Like recyclers of some other commodities, such as plastics, glass recyclers currently face challenges with securing an adequate supply of quality recyclable material. Both industry groups and private businesses have launched or expanded specialty collection or drop-off programs for glass in recent years, many of which originate at the local level, to help fill the gap.
“Industry — whether it's the bottle industry or the fiberglass industry or the aggregate industry — is consuming all of the glass that we can get our hands on; the glass that we can't get our hands on is what we need to find,” DeFife said.

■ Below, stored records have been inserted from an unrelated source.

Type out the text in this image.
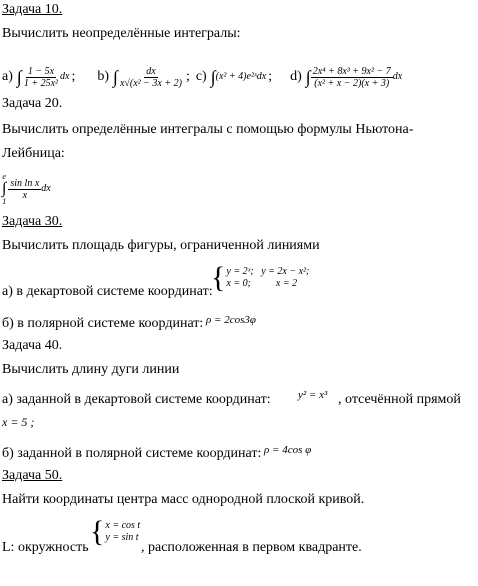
Задача 10.
Вычислить неопределённые интегралы:
a) ∫ $\frac{1 - 5x}{\text{1 + 25x²}}$ dx ; b) ∫ $\frac{dx}{\text{x√(x² − 3x + 2)}}$ ; c) ∫ (x² + 4)e²ˣdx ; d) ∫ $\frac{\text{2x⁴ + 8x³ + 9x² − 7}}{\text{(x² + x − 2)(x + 3)}}$ dx
Задача 20.
Вычислить определённые интегралы с помощью формулы Ньютона-
Лейбница:
e
∫
1
$\frac{\text{sin ln x}}{x}$ dx
Задача 30.
Вычислить площадь фигуры, ограниченной линиями
а) в декартовой системе координат:
{ y = 2ˣ;   y = 2x − x²;
x = 0;          x = 2
б) в полярной системе координат: ρ = 2cos3φ
Задача 40.
Вычислить длину дуги линии
а) заданной в декартовой системе координат: y² = x³ , отсечённой прямой
x = 5 ;
б) заданной в полярной системе координат: ρ = 4cos φ
Задача 50.
Найти координаты центра масс однородной плоской кривой.
L: окружность { x = cos t
y = sin t
, расположенная в первом квадранте.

Many bottle bill states are on the West Coast and in the Northeast, so those areas have a decent supply of clean glass. The financing program could especially benefit regions where gaps exist, such as the Midwest, where Michigan and Iowa are the lone bottle bill states, and the Southeast.
“We have way more plants in the Midwest than can get serviced by just the Michigan and the Iowa bottle bill glass,” DeFife said.
Getting the right financing model for the right equipment in the right places is a priority. Some recycling facility investment opportunities that other groups are offering are focused on adding robotics for positive sorting, but that machinery tends not to be the best option for handling glass, DeFife said. MRFs often handle glass as a negatively sorted material, so it needs to be treated differently than baled commodities, he said.
GPI will play matchmaker for the financing deals as opposed to simply handing out funding, he said.
“Because of the nature of the way the financing works, especially on the private-sector side, the leaseback arrangement is going to take a purchasing agreement to make sure the loop is closed and the equipment is financed over time,” DeFife said. “It’s not going to be the kind of thing where we say, ‘Hey, here’s a pot of money, and anybody who wants to apply should do that.’”
DeFife anticipates that GPI’s financing assistance initiative could work for either muncipally-owned or privately-owned MRFs, but the deal executions likely would differ. For example, making grants available could be a more appropriate mode for municipally-owned MRFs, whereas a leaseback system works for privately-owned facilities.
GPI’s program is similar to one the Can Manufacturers Institute launched earlier this summer, through which MRFs can receive funding to lease capturing equipment and pay it off with money they generate from the additional cans they capture with the new equipment. GPI is already working on its first program partnership, which it hopes to launch before the end of this year.